O Retorno é uma semi-paródia, que bagunça até com o movimento punk, colocando os anarquistas moicanos no mesmo grupo com patricinhas, engomadinhos e strippers, sem que seja uma camaradagem forçada pelo instinto de sobrevivência. De acordo com o filme, o primeiro despertar dos mortos, que deu origem a lendas e produções cinematográficas, ocorreu por um produto governamental usado para matar plantações de maconha, ou seja, deixem a erva em paz! Todo mundo faz tudo errado de propósito, com o cúmulo do clichê sendo a mocinha indo sozinha investigar a demora do namorado no armazém. Eu peço atenção aos easter eggs na decoração dos ambientes, além do reconhecimento da influência de algumas ideias em filmes posteriores. Não é nada incrível, apenas detalhes que agregam um pouco mais de valor e não deixam a avacalhação tomar conta do filme. Os mortos aqui falam, mas também enganam, sofrem, formam estratégias e até seduzem. Uma ousadia, livre de qualquer elegância, que precisava ser balanceada com um pré-requisito indispensável, o terror. Sem problemas, porque há bastante disto também.

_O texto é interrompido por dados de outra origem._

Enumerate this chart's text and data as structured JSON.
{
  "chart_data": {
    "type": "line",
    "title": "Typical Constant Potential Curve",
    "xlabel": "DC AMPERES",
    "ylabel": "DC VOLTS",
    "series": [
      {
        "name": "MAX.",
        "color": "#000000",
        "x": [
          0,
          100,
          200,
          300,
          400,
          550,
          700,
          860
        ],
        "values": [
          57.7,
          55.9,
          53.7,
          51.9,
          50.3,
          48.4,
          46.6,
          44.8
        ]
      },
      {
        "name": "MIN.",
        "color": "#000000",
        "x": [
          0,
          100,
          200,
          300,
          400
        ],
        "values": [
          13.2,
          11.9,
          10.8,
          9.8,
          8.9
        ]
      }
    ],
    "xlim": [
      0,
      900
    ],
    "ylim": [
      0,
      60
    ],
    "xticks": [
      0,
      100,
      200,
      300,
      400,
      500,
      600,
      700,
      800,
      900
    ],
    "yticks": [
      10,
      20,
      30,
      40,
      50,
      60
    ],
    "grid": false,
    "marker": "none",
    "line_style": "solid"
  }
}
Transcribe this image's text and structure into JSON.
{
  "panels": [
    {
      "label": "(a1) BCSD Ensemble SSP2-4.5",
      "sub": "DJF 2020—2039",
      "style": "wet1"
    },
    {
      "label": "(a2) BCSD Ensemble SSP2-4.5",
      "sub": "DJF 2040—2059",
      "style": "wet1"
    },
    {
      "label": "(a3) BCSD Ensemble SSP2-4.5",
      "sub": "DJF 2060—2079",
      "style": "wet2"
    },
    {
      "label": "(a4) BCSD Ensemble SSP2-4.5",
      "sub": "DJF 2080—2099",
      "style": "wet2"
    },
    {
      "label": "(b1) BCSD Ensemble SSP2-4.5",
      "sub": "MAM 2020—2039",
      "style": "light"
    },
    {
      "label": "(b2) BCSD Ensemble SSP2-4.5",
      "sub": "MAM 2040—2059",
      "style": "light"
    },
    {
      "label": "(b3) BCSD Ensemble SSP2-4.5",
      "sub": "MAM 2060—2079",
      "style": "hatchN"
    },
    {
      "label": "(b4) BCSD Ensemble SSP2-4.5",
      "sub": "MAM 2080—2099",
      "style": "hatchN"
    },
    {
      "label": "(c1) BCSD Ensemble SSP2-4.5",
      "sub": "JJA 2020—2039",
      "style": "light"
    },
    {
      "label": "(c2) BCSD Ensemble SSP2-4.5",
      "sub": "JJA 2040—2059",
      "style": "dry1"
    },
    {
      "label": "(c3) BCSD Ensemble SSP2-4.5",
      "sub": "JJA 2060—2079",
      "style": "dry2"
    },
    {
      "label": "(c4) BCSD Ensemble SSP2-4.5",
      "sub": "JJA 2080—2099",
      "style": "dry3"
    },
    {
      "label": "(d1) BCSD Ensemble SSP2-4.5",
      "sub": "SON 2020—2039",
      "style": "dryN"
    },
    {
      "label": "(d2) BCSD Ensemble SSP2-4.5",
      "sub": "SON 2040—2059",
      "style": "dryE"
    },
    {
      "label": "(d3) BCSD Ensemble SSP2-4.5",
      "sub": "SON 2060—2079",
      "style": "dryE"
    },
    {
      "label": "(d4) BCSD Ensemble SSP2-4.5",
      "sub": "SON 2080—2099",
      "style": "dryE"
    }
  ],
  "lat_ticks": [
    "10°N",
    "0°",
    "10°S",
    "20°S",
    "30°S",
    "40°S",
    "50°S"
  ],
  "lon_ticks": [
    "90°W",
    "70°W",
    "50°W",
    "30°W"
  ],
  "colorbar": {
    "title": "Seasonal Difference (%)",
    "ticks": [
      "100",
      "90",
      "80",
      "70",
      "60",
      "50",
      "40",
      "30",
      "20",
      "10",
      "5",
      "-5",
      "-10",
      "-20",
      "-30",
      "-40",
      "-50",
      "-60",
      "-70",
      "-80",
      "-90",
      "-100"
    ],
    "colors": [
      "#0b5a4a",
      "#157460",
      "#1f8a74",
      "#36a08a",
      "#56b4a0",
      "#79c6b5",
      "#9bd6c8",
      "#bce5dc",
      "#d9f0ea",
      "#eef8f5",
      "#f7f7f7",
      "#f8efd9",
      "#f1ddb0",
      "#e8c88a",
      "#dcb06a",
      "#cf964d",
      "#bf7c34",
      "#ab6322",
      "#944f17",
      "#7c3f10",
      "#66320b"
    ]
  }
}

O filme é muito grotesco. Tanto que parece ter perdido uma aposta e a grosseria era uma obrigação. Com apenas duas locações, muito bem utilizadas, há uma conexão/homenagem à casa do filme original, que se torna o refúgio sem prejudicar o ritmo. Tanto o cemitério com uma casa funerária acoplada, com portas e janelas que não garantem segurança, quanto os dois andares do depósito ao lado, são igualmente lugares incertos como abrigos, fazendo a galera isolada e azarada naquela noite maldita, fugir alternando apenas de um para outro, enquanto mais e mais mortos aparecem, se juntando em uma horda cuja esperteza fica cada vez mais evidente. Uma cena me fez dar um pulo, porque não antecipei aquele zumbi pulando janela adentro, sem nenhum aviso. Provocar medo aqui é tão simples que um cadáver bem preservado, que pode abrir os olhos a qualquer momento, dá conta da tarefa. Este sempre foi, já que estamos no assunto, grande parte do apelo da vertente morto-vivo nos filmes de horror. Mesmo que a vítima escape, a visão do defunto ganhando consciência e a perseguindo, é um fenômeno de alterar o curso de qualquer vida. O bom é que o filme não se limita aos princípios básicos que já contentam. As vezes o medo é mais sofisticado, como a agonia de uma chuva bem forte alagando o cemitério, dificultando a fuga dos mocinhos e amolecendo o chão por onde as criaturas escapam.

 

O Retorno é o que muito filme de zumbis esqueceu de ser: caos generalizado e nenhuma esperança de dias melhores. Se para isso, precisa ser parte comédia, que seja. Zumbis frescos e mumificados, apresentam personalidades distintas e maquiagens com diferentes níveis de complexidade, todas abomináveis, mas a mesma fome por uma fonte nutritiva específica, que recebe até justificativa nesta obra deliciosa de assistir do diretor Dan O’Bannon, que dedicou quase toda a vida profissional à serie Alien, como roteirista. Este foi um caso a parte não só para a carreira do diretor, como também para o segmento, que estava perdendo força para os slashers na metade da década de 80 e precisou de uma “re-animada”. Quando o produto estiver agonizando, mude as regras, disse O’Bannon. Mude, tire o sarro, desafie e renove sem remover o medo. Não foi exatamente isso que Wes Craven fez aos slashers nos anos 90, com Pânico? Daqui a uma década, se tivermos sorte, veremos os terrores super sérios e artísticos recebendo uma surra amorosa também.